Wednesday, July 25, 2007

A tribute!!

Tumse Milke Aisa Laga, Tumse Milke Armaan Hue pure dil ke.. Ae meri Jaane wafa
Teri Meri, Meri Teri Ek Jaan Hai, tu mere Dil ki Pehchaan Hai..
Saath tere Rahenge Sada.. hum tum na honge Juda

Met an old fren online yest... someone wid whom i've never discussed him, but yest, he brought it up, n made me realise dat my love for rock n certain old songs is his gift.. d songs that i know hum n find solace in wudn't have been a part of my life but for him.. if only he hadnt shared dat wid me...

A fren who till now had just been a silent observer or rather a passive listener, made a earth shattering remark today.. abt my love for him.. n it has left me wondering....

A blog dat i read recently.. talked abt..u moved on like nothin happened n i moved backwards looking for everything dat i happened.. so on.. n i felt like it was pointing a finger at me.. blaming me... dat someone far away was cursin me similarly..

A common fren wrote to me today.. n his jokes n stupidities reminded me of d times i laughed sitting next to u.

Your best fren msgs me abt ur new phone n ur habit of still carrying ur old piece of junk... d handset which died coz it got tired of my calls.. coz its keypad gave up after typin a million msgs to me.. coz its back cudnt carry the burden of anybody else once it got used to my childhood snap... i wonder if u carry it still, coz its me! n Its abt us. Or like u let go of me will d new phone let go of our connection too?

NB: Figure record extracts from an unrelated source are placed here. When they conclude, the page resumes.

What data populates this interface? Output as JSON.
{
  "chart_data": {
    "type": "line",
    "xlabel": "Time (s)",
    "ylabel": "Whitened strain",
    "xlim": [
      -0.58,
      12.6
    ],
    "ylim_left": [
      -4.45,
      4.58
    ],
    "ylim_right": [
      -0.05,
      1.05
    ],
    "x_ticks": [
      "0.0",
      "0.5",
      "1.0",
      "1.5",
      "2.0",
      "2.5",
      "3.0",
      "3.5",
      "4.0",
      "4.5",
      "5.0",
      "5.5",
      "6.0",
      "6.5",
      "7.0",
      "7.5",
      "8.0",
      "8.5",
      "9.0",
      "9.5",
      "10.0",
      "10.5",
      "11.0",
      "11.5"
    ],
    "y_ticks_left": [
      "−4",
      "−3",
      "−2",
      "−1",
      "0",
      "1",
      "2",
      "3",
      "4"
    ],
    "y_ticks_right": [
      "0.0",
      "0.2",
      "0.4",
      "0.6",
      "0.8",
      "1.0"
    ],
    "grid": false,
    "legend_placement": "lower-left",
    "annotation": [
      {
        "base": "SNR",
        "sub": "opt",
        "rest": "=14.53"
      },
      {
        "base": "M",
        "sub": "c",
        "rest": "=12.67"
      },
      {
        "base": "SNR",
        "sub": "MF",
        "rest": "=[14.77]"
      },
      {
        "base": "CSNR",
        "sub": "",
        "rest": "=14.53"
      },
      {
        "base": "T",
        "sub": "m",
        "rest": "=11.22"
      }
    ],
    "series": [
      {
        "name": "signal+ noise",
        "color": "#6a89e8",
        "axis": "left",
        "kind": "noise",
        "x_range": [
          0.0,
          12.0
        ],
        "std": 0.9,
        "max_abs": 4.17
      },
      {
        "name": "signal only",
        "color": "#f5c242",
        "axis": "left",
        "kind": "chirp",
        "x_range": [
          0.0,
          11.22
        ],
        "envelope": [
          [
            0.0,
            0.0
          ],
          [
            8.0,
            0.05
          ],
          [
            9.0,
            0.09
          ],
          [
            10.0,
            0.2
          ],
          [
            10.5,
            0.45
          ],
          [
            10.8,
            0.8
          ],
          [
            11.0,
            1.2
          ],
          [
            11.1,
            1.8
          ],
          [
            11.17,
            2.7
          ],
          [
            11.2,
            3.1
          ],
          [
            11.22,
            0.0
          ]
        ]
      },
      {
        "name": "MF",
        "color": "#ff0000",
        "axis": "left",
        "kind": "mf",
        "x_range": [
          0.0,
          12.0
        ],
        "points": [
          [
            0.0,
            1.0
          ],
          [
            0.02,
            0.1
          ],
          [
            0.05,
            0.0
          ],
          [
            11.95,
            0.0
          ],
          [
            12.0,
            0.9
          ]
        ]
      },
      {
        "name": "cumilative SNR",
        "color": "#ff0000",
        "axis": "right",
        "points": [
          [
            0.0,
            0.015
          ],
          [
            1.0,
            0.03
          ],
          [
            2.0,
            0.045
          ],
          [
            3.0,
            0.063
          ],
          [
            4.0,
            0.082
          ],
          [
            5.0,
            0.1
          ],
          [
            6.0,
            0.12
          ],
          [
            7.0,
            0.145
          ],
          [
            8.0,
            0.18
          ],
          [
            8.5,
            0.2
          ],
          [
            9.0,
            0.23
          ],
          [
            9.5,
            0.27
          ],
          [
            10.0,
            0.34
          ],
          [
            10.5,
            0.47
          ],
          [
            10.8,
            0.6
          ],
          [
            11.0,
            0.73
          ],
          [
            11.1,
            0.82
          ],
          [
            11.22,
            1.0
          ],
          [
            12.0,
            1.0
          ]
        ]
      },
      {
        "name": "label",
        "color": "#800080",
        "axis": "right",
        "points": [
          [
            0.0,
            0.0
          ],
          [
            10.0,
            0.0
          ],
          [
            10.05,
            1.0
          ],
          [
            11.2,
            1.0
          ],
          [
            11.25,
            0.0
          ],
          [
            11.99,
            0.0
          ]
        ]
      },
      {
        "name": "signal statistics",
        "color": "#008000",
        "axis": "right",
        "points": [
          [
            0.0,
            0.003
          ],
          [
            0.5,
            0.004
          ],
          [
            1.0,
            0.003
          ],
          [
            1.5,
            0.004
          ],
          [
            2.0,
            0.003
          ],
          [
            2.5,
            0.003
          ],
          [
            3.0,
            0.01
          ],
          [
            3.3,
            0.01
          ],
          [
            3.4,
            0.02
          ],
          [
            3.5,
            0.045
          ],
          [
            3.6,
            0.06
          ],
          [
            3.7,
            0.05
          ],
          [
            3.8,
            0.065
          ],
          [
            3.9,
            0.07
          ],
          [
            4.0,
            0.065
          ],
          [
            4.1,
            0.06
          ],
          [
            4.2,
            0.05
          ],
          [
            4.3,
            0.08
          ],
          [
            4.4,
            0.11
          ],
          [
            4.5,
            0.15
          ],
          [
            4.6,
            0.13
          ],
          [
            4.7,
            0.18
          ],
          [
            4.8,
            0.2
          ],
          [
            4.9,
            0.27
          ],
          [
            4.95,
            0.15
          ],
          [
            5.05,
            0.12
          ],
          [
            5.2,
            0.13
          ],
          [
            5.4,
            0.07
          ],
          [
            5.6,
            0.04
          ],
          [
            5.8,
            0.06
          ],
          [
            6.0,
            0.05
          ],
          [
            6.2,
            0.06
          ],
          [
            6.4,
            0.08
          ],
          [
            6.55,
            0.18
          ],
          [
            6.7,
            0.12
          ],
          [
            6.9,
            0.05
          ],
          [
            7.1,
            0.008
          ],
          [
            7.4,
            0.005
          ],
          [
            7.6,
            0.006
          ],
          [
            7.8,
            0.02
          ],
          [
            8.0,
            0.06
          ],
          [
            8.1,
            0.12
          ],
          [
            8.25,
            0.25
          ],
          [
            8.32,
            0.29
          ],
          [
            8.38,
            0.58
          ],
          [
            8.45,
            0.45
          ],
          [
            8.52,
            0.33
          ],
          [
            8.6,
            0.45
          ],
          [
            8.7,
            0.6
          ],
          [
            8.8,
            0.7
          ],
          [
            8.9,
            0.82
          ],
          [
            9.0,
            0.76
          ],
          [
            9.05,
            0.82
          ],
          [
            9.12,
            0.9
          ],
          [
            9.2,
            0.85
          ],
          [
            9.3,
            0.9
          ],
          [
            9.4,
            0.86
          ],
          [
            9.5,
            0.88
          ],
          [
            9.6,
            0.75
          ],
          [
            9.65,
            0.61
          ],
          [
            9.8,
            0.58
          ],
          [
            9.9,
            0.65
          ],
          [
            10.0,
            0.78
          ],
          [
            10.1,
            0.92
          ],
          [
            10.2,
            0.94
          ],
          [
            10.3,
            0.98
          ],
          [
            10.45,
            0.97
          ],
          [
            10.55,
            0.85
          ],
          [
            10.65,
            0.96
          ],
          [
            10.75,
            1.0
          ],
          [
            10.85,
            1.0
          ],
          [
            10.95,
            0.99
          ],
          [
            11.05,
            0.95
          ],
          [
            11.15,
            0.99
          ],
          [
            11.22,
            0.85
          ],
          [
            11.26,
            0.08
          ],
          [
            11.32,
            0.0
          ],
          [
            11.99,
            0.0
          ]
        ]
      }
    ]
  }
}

My roomy in her dire search of surf excel (i dnt know y she thot she wud find it in my almirah) broke d mug u got me. D one thing dat was most dear to me.. 2 d extent dat i washed it everytime n kept it safely inside d almirah after every use.. 2 d extent dat i never let anyone use it.. me d careless freak who forgets her mobile or even her vehicle at times, kept dat mug like d most priceless thing on earth. n crashhhhhhh it went!! Symbolic, my fren uttered. Symbolism is wat m findin again.. n it haunts me.. thru everyone i talk to, everyone i meet.. everytime i turn on d radio... Are you tryin to reach me? or m i missing u? but y wud dat be? coz i've moved on... i've learnt to live without u, smile without u, cry without u.... y wud this be??

Today i want to say, i didnt betray.. i didnt abandon.. i still think of u n smile n cry n wonder n cherish n get gloomy n get stronger n get hurt n get happy n feel love n feel depression n feel loyalty n feel faith n feel guilt n feel cold n lonely n ..... n sorry dat i lot u down n cudnt give u my love anymore.